Louisiana diploma program spurs questions from local educators
Published 12:06 am Wednesday, June 26, 2013
VIDALIA — State education officials are pushing for changes to the high school diploma system that would allow students in Louisiana to focus on working in a specific industry or be fully prepared for college after graduation.
But local school officials worry the plan leaves many questions unanswered and isn’t yet tailored to benefit rural areas like Concordia.
State Superintendent of Education John White finished the first of a series of forums Monday at community and technical colleges across the state stressing the urgency of needed change to the state’s three-tier high school diploma system.
Currently, the state’s three diploma options are the Core 4, the basic and the career diploma.
White will take a proposal before the Board of Elementary and Secondary Education in October to create one diploma with a technical career preparation track and another with a four-year college preparation track.
The diploma would signal that students are either “credentialed” to work in a specific industry or fully prepared to earn a college degree.
Only 19 percent of Louisiana’s students who have concentrated on a college preparation track in high school earn four-year degrees, according to data from the Louisiana Department of Education.

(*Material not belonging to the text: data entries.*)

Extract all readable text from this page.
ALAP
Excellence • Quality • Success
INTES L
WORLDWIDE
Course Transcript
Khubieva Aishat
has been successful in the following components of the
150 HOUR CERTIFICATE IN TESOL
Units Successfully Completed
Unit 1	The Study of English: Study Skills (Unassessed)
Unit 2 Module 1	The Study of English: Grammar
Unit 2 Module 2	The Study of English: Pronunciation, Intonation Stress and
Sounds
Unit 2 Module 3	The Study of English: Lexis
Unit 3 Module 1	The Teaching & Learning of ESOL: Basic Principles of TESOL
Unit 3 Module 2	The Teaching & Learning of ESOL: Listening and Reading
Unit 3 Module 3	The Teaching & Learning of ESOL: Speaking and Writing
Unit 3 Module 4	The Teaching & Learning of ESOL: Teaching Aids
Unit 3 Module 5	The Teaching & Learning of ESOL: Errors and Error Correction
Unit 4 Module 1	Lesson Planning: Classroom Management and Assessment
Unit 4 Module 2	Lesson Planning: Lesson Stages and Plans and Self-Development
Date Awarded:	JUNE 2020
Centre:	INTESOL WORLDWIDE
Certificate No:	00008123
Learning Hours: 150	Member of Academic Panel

Of the state’s 175,000 high school students, 2,400 — or 2 percent — pursue the career diploma aimed at making them job-ready after high school.
Concordia Parish Director of Secondary Education Rhonda Wilson said most students in the district qualify for either a basic or Core 4 diploma.
The proposal, Wilson said, sounds great in theory, but still leaves many things unanswered.
“Our greatest task here would be identifying high-growth, high-wage training that we could actually sustain in this area,” Wilson said. “Would those students be required to meet the same academic standards that students going to college would, such as the ACT?
“I think there are still a lot of details we need to work out.”
The Core 4 diploma requires students to complete four years and four core subjects while in high school. The basic diploma is split in two with academic course work and career or technical course work.
The diploma changes White is proposing would require students to take two years of core academics as a freshman and sophomore, with the last two years of high school spent concentrating on a specific technical career area. Earning a high school career diploma would be contingent on students being credentialed in a career field in that student’s region.
The career track would create course packages based on local workforce needs and prepare students to graduate ready to enter directly into those areas.
It would be up to the local educators and the business community to determine what it takes to earn the credentials.
Currently, Wilson said the district partners with the Central Louisiana Technical Community College Ferriday campus to provide medical related courses to students at the high school level.
“This new diploma would open up more options, I would think,” Wilson said.
CLTC Dean Mignonne Ater said she was unfamiliar with the details of the proposal, but looked forward to any further partnership with the school district.
“We currently do have strong partnerships and dual enrollment opportunities, and we’re certainly open to increasing and expanding those,” Ater said.
The proposal, Wilson said, would require more work from the community as well as the school district.
“The bottom line is that we want to help prepare students for the future whether its college or career, but working out that proposal will take much time from everyone involved,” Wilson said. “We would try to work to find out what we could sustain here to offer our kids, but a rural area like ours would be different than other areas.”
The diploma transformation would be a three-year process starting with academic regulations changes this fall and with pilot programs. If approved, the new diplomas would be issued by 2016.